Solution: We implemented a quick password fix, then worked with IT to integrate the dashboard into our SSO framework. This let IT handle user management (which they preferred) and gave leadership the control they needed.

2. The Territorial Culture

Some wetlab scientists felt protective of “their” data. They’d generated it, so they felt they should control who saw it. This clashed with leadership’s vision of data transparency but was a real cultural reality.

Solution: This required conversations, not code. We got everyone in a room to discuss data ownership, scientific collaboration, and company goals. It took time for some people to come around, and honestly, a few stayed resentful for a while. Change management is messy.

3. The Misinterpretation Problem

With easier access came a new risk: people viewing data without full context and drawing wrong conclusions, then communicating those misinterpretations downstream.

Solution: We added detailed titles, legends, and contextual information to every downloadable figure.
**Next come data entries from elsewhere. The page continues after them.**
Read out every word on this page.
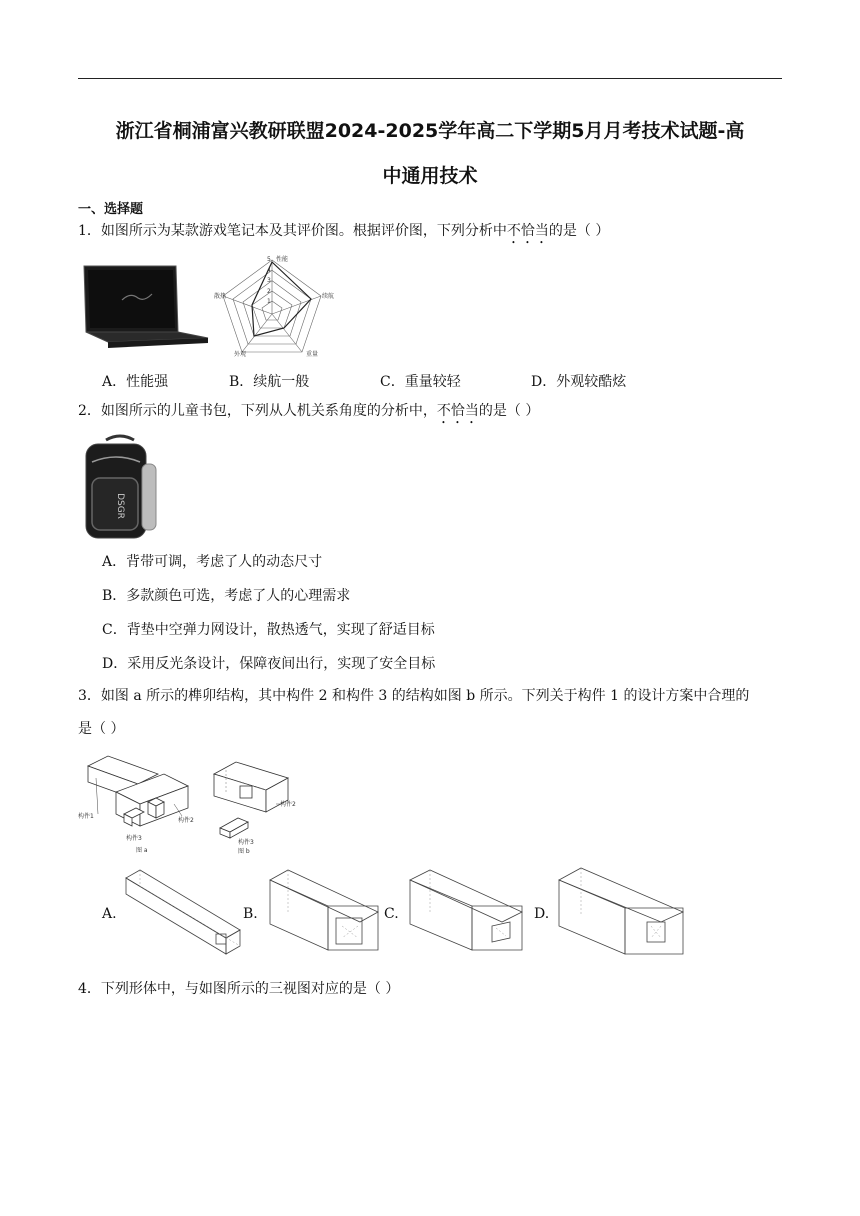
浙江省桐浦富兴教研联盟2024-2025学年高二下学期5月月考技术试题-高
中通用技术
一、选择题
1．如图所示为某款游戏笔记本及其评价图。根据评价图，下列分析中不恰当的是（ ）
性能
续航
重量
外观
散热
5
4
3
2
1
A．性能强	B．续航一般	C．重量较轻	D．外观较酷炫
2．如图所示的儿童书包，下列从人机关系角度的分析中，不恰当的是（ ）
DSGR
A．背带可调，考虑了人的动态尺寸
B．多款颜色可选，考虑了人的心理需求
C．背垫中空弹力网设计，散热透气，实现了舒适目标
D．采用反光条设计，保障夜间出行，实现了安全目标
3．如图 a 所示的榫卯结构，其中构件 2 和构件 3 的结构如图 b 所示。下列关于构件 1 的设计方案中合理的
是（ ）
构件1
构件2
构件3
图 a
构件2
构件3
图 b
A.	B.	C.	D.
4．下列形体中，与如图所示的三视图对应的是（ ）
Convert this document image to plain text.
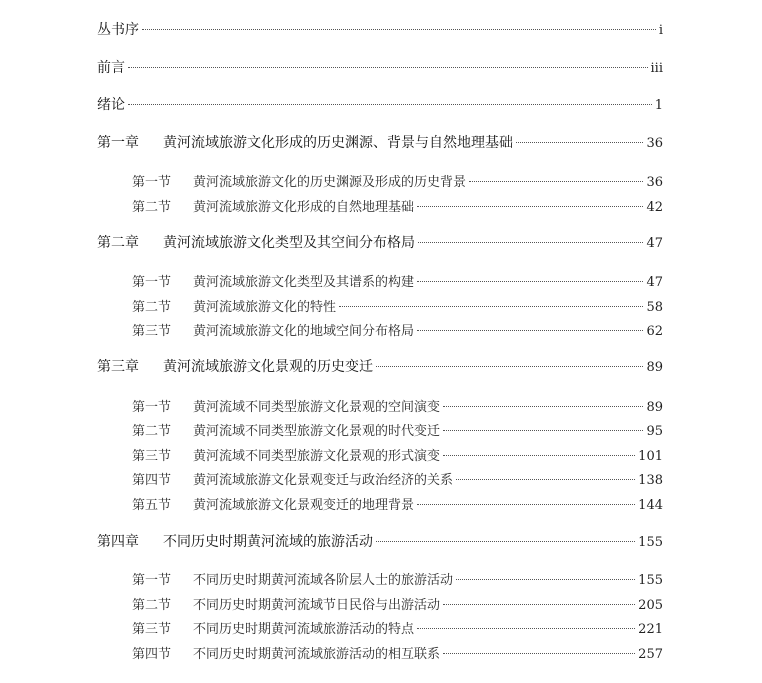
丛书序	i
前言	iii
绪论	1
第一章	黄河流域旅游文化形成的历史渊源、背景与自然地理基础	36
第一节	黄河流域旅游文化的历史渊源及形成的历史背景	36
第二节	黄河流域旅游文化形成的自然地理基础	42
第二章	黄河流域旅游文化类型及其空间分布格局	47
第一节	黄河流域旅游文化类型及其谱系的构建	47
第二节	黄河流域旅游文化的特性	58
第三节	黄河流域旅游文化的地域空间分布格局	62
第三章	黄河流域旅游文化景观的历史变迁	89
第一节	黄河流域不同类型旅游文化景观的空间演变	89
第二节	黄河流域不同类型旅游文化景观的时代变迁	95
第三节	黄河流域不同类型旅游文化景观的形式演变	101
第四节	黄河流域旅游文化景观变迁与政治经济的关系	138
第五节	黄河流域旅游文化景观变迁的地理背景	144
第四章	不同历史时期黄河流域的旅游活动	155
第一节	不同历史时期黄河流域各阶层人士的旅游活动	155
第二节	不同历史时期黄河流域节日民俗与出游活动	205
第三节	不同历史时期黄河流域旅游活动的特点	221
第四节	不同历史时期黄河流域旅游活动的相互联系	257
We also created documentation explaining what each metric meant and when to consult the original experimenters.

The Impact

Time Savings: 8-12 hours per week per scientist → 45 minutes

5 scientists × 8 hours/week × 50 weeks = 2,000 hours annually freed up
ROI on development time achieved in under 2 months

Qualitative Changes:

Real-time decision making: Scientists could pull up the dashboard in meetings and answer questions on the spot
Collaborative debugging: More people could review data when experiments looked suspicious, speeding up troubleshooting
Reduced dependencies: Scientists could self-serve instead of waiting for computational support
Pattern recognition: Easy cross-experiment comparison revealed insights that were invisible in isolated spreadsheets

What I Learned

1. Listen to what people have accepted: The most impactful improvements often address pain points people have stopped complaining about because they’ve resigned themselves to the status quo.

2. Build fast, iterate faster: Streamlit’s rapid development cycle let us show value quickly, which built trust and momentum for addressing harder problems like data governance.

3. Technical solutions reveal organizational issues: Sometimes the reason a problem hasn’t been solved isn’t technical - it’s cultural, political, or structural. Be ready to navigate those waters.

4. Democratization has consequences: Making data accessible is powerful, but it requires parallel work on governance, training, and culture. You can’t just throw open the gates and walk away.

5. Success creates new problems: When tools work well, they get used in ways you didn’t anticipate. Build with extensibility in mind.